Unwort des Jahres 2012

Das Unwort 2012 “Opfer-Abo” (1) wurde vor Kurzem auf einer Pressekonferenz der TU Darmstadt bekannt gegeben. Dieses Wort stammt aus einem Spiegel-Interview mit dem Wettermoderator Jörg Kachelmann, der der Vergewaltigung an Einer seiner ehemaligen Freundinnen angeklagt war. Die Plätze 2 und 3 belegten übrigens die Wörter “Pleite-Griechen” und “Lebensleistungsrente”. Das Unwort wird wird von einer Jury bestehend aus Sprachwissenschaftlern und Journalisten ausgewählt. Dabei kann jeder selbst Vorschläge einreichen (Unwortvorschläge an folgende E-Mail: vorschlaege@unwortdesjahres.net).

Meiner Meinung nach hätte jedoch ein anderes Unwort gewählt werden können: Entsolidarisierung. Ein Unwort, welches trotz der aktuellen relativen guten Konjunktur immer mehr Menschen betrifft.

Die FDP hatte noch bei der letzten Bundestagswahl 2009 mit “Mehr Netto vom Brutto” geworben. Aber bei den vielen zusätzlichen Ausgaben sind die wenigen aber populistisch “verkauften” Reduzierungen wohl nur der sogenannte “Tropfen auf dem heißen Stein”.Ein Beispiel ist die Reduzierung der Mehrwertsteuer für Übernachtungen von 19% auf 7%, während durch die Preissteigerungen von Diesel und Benzin Milliadenmehreinnahmen in den Bundeshaushalt fliessen. Dabei sind die Preissteigerungen bei Strom, Gas und Bezin/Diesel für Jeden eine Belastung.

Aber auch das einfache soziale Leben wird immer entsolidarisierter. Für Nettigkeiten und “Guten Willen” wird immer mehr eine gleichwertige Gegenleistung erwartet. Und trotz des Internets und der mobilen Kommunikation verschwinden in immer mehr Dörfern, Kleinstädte und in der Nachbarschaft viele Stammkneipen. Dabei waren sie die sozialen Treffpunkte.

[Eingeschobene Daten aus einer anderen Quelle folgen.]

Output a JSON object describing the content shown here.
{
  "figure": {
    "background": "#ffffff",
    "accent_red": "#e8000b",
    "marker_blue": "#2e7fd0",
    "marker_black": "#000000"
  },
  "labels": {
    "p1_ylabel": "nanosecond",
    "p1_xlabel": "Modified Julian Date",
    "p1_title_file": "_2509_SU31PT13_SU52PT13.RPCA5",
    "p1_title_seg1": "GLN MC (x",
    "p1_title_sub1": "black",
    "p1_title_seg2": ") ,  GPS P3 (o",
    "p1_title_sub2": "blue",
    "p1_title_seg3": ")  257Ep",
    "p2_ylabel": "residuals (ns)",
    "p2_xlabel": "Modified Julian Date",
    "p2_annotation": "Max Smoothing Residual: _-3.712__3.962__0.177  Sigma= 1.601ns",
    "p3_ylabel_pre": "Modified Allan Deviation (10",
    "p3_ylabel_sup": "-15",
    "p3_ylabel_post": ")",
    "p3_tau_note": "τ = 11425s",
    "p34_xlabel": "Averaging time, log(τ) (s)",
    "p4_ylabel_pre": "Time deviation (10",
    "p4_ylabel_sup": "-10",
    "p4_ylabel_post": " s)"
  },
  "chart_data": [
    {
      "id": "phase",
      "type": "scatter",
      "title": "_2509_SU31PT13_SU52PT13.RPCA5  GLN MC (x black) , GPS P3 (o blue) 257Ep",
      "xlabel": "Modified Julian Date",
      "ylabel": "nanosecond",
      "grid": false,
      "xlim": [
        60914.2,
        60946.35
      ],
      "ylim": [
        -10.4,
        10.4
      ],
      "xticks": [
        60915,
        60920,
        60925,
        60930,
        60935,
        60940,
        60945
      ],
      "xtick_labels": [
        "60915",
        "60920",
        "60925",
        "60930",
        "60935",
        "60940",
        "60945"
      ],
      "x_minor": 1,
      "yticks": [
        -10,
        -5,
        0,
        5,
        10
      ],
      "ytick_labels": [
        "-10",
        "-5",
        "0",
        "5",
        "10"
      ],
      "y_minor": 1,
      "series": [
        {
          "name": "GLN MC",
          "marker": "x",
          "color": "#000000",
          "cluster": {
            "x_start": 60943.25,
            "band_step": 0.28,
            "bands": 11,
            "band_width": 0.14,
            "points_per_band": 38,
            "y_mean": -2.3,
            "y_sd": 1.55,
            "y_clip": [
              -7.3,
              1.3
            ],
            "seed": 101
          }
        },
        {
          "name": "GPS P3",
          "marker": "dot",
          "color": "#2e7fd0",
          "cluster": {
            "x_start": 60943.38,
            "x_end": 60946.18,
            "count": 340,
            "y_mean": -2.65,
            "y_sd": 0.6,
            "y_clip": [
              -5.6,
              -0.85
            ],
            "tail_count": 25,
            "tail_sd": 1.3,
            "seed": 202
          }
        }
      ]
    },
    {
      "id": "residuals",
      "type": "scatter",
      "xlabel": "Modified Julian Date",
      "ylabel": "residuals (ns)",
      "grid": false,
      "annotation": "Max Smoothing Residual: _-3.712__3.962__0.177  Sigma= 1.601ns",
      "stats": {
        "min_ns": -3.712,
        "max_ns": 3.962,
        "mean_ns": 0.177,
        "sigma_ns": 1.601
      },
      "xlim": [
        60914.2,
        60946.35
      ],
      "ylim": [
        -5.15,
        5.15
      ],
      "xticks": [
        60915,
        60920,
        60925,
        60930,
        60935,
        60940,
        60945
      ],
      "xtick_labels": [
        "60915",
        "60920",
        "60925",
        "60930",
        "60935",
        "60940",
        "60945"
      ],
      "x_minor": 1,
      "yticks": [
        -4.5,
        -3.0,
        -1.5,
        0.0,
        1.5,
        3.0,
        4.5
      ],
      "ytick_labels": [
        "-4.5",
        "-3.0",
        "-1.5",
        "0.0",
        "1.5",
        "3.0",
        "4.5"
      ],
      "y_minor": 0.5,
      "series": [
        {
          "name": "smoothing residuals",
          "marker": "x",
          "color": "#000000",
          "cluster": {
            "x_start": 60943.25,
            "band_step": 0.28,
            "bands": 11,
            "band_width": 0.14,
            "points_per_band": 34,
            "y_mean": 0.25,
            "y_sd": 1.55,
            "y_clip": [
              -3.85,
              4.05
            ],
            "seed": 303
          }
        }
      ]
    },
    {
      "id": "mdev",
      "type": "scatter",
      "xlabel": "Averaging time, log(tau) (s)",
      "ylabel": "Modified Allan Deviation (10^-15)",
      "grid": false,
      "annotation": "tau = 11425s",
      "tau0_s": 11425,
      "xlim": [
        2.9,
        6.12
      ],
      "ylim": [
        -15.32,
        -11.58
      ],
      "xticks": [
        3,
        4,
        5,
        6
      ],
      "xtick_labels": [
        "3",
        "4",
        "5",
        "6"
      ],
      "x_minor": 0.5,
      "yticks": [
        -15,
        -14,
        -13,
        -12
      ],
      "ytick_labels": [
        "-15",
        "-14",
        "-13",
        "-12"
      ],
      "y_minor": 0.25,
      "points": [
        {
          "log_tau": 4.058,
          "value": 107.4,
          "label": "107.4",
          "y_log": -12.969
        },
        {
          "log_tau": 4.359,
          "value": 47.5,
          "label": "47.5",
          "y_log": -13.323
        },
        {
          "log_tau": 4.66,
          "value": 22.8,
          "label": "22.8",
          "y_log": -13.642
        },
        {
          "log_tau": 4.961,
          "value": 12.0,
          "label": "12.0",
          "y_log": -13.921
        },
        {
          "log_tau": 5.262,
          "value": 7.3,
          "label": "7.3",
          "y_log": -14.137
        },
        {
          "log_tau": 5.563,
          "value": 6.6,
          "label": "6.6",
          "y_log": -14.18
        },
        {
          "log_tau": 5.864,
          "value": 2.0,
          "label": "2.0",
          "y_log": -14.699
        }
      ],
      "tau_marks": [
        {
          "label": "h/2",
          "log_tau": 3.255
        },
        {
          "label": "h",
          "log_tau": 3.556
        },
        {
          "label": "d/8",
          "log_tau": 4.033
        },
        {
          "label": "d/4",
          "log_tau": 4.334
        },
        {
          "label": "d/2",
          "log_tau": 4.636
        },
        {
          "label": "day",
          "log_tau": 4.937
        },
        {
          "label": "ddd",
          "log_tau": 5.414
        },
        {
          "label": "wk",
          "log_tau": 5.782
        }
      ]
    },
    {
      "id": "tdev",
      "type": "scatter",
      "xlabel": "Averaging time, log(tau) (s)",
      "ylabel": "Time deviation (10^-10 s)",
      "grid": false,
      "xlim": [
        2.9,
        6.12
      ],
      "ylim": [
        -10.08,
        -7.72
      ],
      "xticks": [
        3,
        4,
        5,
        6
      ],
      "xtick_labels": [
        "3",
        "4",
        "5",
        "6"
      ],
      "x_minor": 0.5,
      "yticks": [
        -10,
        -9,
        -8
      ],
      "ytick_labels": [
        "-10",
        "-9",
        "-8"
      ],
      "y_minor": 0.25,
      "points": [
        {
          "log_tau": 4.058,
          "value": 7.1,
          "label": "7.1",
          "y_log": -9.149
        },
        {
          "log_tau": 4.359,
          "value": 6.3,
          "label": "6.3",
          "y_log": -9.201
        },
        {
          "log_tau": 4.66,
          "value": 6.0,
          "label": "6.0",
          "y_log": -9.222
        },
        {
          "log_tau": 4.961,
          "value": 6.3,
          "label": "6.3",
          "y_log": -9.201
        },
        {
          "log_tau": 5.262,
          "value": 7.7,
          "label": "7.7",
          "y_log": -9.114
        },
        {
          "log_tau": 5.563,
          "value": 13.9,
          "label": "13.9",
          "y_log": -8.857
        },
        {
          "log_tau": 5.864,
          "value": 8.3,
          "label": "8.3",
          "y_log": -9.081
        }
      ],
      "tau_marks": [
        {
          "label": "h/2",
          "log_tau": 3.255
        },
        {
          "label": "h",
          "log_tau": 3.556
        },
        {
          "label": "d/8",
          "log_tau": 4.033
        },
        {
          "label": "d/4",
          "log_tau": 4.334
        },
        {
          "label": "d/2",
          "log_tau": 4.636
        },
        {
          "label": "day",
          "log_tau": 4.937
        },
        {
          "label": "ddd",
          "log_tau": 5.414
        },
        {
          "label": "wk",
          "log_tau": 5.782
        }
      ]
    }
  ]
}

Aber auch wenn man einfach nur im Straßenverkehr teilnimmt, so wird immer mehr die zunehmende Aggressivität offensichtlich. Zu schnelles Fahren und das zu dichte Auffahren auf den Vordermann sind nur Beispiele. Wenn PS-starke Fahrer erwarten, dass Kleinwagen ihnen sofort und unverzüglich Platz machen sollen, so ist das nicht nur Nötigung, sondern im Extremen führt dies zu einer sogenannten “Gefährdung im Straßenverkehr” (=Unfall).

Für mich beschreibt das Wort “Entsolidarisierung” die aktuelle gesellschaftliche Entwicklung, in der jeder Einzelne verstärkt auf die Durchsetzung der eigenen Interessen bedacht ist und weniger auf ein soziale Miteinander. Trotz des in den vergangenen Jahrzehnten gewonnenen Wohlstandes und Sicherheit, nahm auch die Individualisierung zu. Aber ist die Gesellschaft nun zufriedener und glücklicher geworden? Vielleicht sollte es wieder eine Strömung zu mehr sozialer Teilnahme und Verantwortung geben bzw. auch von der Politik durch diverse Möglichkeiten ermöglicht werden.

Aber vielleicht kommt “Entsolidarisierung” auf die Vorschlagsliste für das Unwort des Jahres 2013. Ich fürchte jedoch, dass es harte Konkurrenz geben wird, denn im September sind Bundestagswahlen. Und zu diesem Großereignis wird es in diesem Jahr bestimmt noch zahlreiche weitere “Unwörter des Jahres 2013” geben.